Las lluvias de los últimos días dejaron al descubierto una realidad que Querétaro conoce pero a veces olvida: la vulnerabilidad de su Sierra Gorda. El gobernador Mauricio Kuri recorrió Peñamiller, Pinal de Amoles y Jalpan para supervisar daños, escuchar a las familias afectadas y coordinar esfuerzos con dependencias estatales, la Guardia Nacional y la Sedena. Se reportan 109 comunidades incomunicadas, 195 sin energía eléctrica y un menor fallecido, además de 2,500 productores del campo con pérdidas considerables.

Kuri sostuvo comunicación directa con la presidenta Claudia Sheinbaum y mandatarios de otros estados para solicitar apoyo urgente, especialmente en la carretera federal 120, cuyo deterioro amenaza con aislar completamente a la zona. La prioridad, dijo, es restablecer caminos, energía y servicios básicos, además de habilitar un puente aéreo para acercar víveres y enseres a las comunidades más afectadas.

Más allá del recorrido, el llamado es claro: la sierra necesita continuidad, presupuesto y presencia constante. Los desastres naturales no distinguen colores partidistas ni cargos públicos. La solidaridad y la eficiencia deben reflejarse en las comunidades, no en los reflectores.

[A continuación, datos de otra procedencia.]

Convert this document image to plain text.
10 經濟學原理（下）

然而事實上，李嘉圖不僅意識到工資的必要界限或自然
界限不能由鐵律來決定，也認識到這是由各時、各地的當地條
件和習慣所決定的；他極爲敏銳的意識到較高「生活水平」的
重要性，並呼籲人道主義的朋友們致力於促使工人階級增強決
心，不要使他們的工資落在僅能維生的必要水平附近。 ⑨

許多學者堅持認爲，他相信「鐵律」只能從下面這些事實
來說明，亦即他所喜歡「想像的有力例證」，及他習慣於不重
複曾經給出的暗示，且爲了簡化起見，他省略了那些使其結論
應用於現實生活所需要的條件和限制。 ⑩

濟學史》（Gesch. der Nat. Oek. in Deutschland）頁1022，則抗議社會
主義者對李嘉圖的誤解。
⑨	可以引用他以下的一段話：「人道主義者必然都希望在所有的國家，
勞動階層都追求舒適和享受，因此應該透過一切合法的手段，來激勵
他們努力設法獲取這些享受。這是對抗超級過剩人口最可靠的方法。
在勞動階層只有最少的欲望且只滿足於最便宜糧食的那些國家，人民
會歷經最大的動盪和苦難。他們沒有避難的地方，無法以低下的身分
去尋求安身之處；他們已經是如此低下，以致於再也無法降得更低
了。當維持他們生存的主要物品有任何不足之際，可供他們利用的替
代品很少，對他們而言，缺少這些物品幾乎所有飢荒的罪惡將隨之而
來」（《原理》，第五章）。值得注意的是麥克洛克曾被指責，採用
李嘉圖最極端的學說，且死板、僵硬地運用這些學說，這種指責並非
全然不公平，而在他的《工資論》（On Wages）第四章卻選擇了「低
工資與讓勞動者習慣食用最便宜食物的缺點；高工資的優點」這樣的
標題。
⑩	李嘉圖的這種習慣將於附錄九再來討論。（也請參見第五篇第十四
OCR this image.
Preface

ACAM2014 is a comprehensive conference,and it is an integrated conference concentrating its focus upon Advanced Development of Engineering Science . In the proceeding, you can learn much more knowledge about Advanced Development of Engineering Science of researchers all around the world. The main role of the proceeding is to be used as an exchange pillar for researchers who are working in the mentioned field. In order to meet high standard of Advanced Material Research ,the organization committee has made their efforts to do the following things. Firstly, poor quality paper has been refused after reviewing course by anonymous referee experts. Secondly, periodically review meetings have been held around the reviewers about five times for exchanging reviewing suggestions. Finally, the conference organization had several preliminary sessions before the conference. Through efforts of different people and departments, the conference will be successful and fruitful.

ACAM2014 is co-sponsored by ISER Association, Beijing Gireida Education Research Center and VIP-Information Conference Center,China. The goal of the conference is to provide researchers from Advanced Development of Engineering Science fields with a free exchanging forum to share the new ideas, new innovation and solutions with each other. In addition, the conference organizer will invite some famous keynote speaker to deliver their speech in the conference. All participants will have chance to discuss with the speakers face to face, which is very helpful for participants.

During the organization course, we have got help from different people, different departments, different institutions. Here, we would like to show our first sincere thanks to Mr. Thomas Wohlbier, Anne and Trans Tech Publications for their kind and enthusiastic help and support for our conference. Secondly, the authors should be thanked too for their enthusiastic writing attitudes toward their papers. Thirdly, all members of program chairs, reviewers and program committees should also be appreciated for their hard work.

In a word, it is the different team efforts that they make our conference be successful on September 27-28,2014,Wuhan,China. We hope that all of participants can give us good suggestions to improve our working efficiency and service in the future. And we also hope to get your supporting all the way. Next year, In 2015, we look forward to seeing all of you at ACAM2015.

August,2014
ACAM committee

Hoy, más que nunca, Querétaro necesita mirar hacia su sierra con empatía y visión de largo plazo. Lo que se pierda por desatención no se reconstruye con discursos. La naturaleza no espera promesas: necesita acción.

Que la ayuda llegue donde más se necesita. Que la empatía no se vuelva temporada. Y que la política se mida en soluciones, no en aplausos.